University of California Health System Voices Concern Over Competitive Bidding

The executive VP of the University of California Health system (UC Health) has written a letter to the Centers for Medicare & Medicaid Services (CMS) to express deep concern over the agency’s competitive bidding program for Medicare durable medical equipment (DME).

This week, the American Association for Homecare (AAHomecare) shared a letter written in late August by John D. Stobo, M.D., executive VP of UC Health, to Andy Slavitt, acting administrator for CMS.

The UC Health system comprises 12 hospitals and 18 health professional schools on seven University of California campuses: Berkeley, Davis, Irvine, Los Angeles, Riverside, San Diego and San Francisco. Stobo referred to it as “America’s largest academic health system.”

In the letter, Stobo pointed out that the competitive bidding program “has led to a number of unintended consequences that, with proper oversight and program changes, can be avoided.”

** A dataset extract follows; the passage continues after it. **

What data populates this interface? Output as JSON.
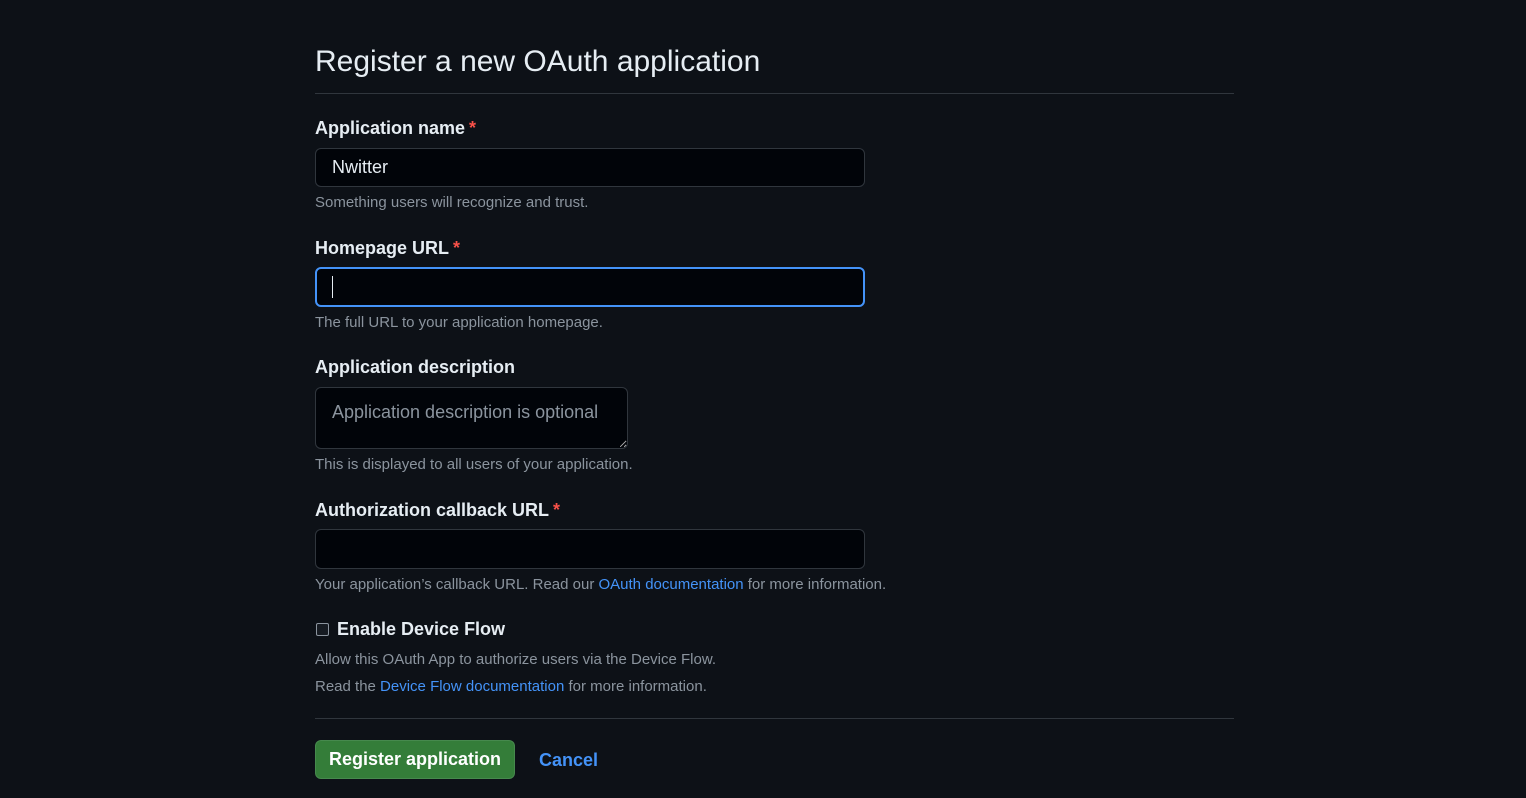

Stobo said that after competitive bidding was implemented, personnel within the UC Health system began having problems getting the DME they needed for their patients.

“Hospitals throughout California began to report difficulty obtaining medically necessary equipment on a timely basis,” Stobo said in his letter. “In some cases, they reported that designated suppliers had dropped out of the program, thus limiting DME availability in the region. In others, suppliers implemented reduced or inflexible delivery schedules or required that a family member pick up the item at a storefront location.”

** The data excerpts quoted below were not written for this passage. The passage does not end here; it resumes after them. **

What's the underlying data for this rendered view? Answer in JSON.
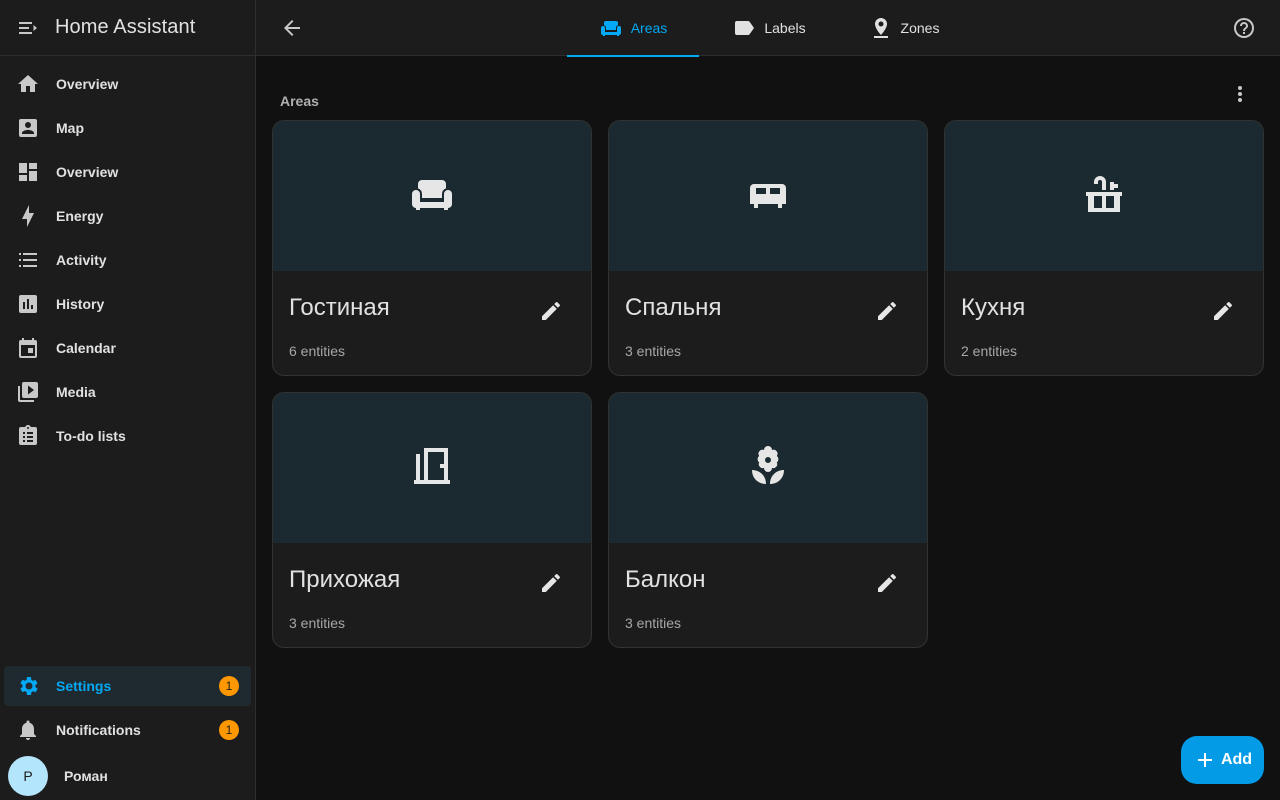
{
  "app": {
    "title": "Home Assistant"
  },
  "sidebar": {
    "items": [
      {
        "label": "Overview",
        "icon": "home-icon"
      },
      {
        "label": "Map",
        "icon": "map-icon"
      },
      {
        "label": "Overview",
        "icon": "dashboard-icon"
      },
      {
        "label": "Energy",
        "icon": "energy-icon"
      },
      {
        "label": "Activity",
        "icon": "activity-icon"
      },
      {
        "label": "History",
        "icon": "history-icon"
      },
      {
        "label": "Calendar",
        "icon": "calendar-icon"
      },
      {
        "label": "Media",
        "icon": "media-icon"
      },
      {
        "label": "To-do lists",
        "icon": "todo-icon"
      }
    ],
    "settings": {
      "label": "Settings",
      "badge": "1"
    },
    "notifications": {
      "label": "Notifications",
      "badge": "1"
    },
    "user": {
      "initial": "Р",
      "name": "Роман"
    }
  },
  "topbar": {
    "tabs": [
      {
        "label": "Areas",
        "icon": "sofa-icon",
        "active": true
      },
      {
        "label": "Labels",
        "icon": "label-icon",
        "active": false
      },
      {
        "label": "Zones",
        "icon": "map-marker-icon",
        "active": false
      }
    ]
  },
  "main": {
    "section_title": "Areas",
    "areas": [
      {
        "name": "Гостиная",
        "entities": "6 entities",
        "icon": "sofa-icon"
      },
      {
        "name": "Спальня",
        "entities": "3 entities",
        "icon": "bed-icon"
      },
      {
        "name": "Кухня",
        "entities": "2 entities",
        "icon": "sink-icon"
      },
      {
        "name": "Прихожая",
        "entities": "3 entities",
        "icon": "door-icon"
      },
      {
        "name": "Балкон",
        "entities": "3 entities",
        "icon": "flower-icon"
      }
    ],
    "add_label": "Add"
  },
  "colors": {
    "accent": "#03a9f4",
    "badge": "#ff9800",
    "fab": "#039be5",
    "card_picture": "#1b2a30",
    "background": "#111111",
    "surface": "#1c1c1c"
  }
}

Stobo added that as a result, patients weren’t able to be promptly discharged from hospitals, hospitals had to loan DME to patients who were going home, or patients had to purchase the DME out of pocket “even when the items should have been provided and paid for by Medicare.”

While the Medicare competitive bidding program has been highly controversial throughout its existence, CMS has steadfastly maintained that it has received few complaints from beneficiaries. Stobo’s letter challenges those assertions and also questions the efficiency and usability of the quality-control measures CMS currently has in place.

“Unfortunately, hospitals do not report any intervention by [CMS customer service representatives] beyond providing a list of DME providers from the Web site,” Stobo wrote. “UC Health believes Medicare should capture situations in which a hospital case manager has called every listed DME provider and none are able to meet the expectations for timely delivery to the hospital or beneficiary home to ensure a safe discharge.”

Stobo added, “Adding insult to injury, case managers report lengthy wait times in accessing CSRs during business hours.”

He strongly recommended that CMS work with DME suppliers to create a streamlined system so DME can be efficiently delivered to hospitals and post-acute care providers.

“We believe that one conduit for the issue’s identification and resolution, with appropriate steps for escalation, is the only way CMS will truly be able to capture real-time information that can be evaluated and acted upon,” Stobo said in his letter. He also suggested that CMS launch pilot programs in California “to test the scalability of an approach that could be refined as needed.”

He acknowledged that any new system would be expected to encounter initial difficulties, but noted that Medicare’s competitive bidding process is no longer new.

“We are concerned,” Stobo wrote, “that many [problems] have yet to be fully resolved despite several years of implementation.”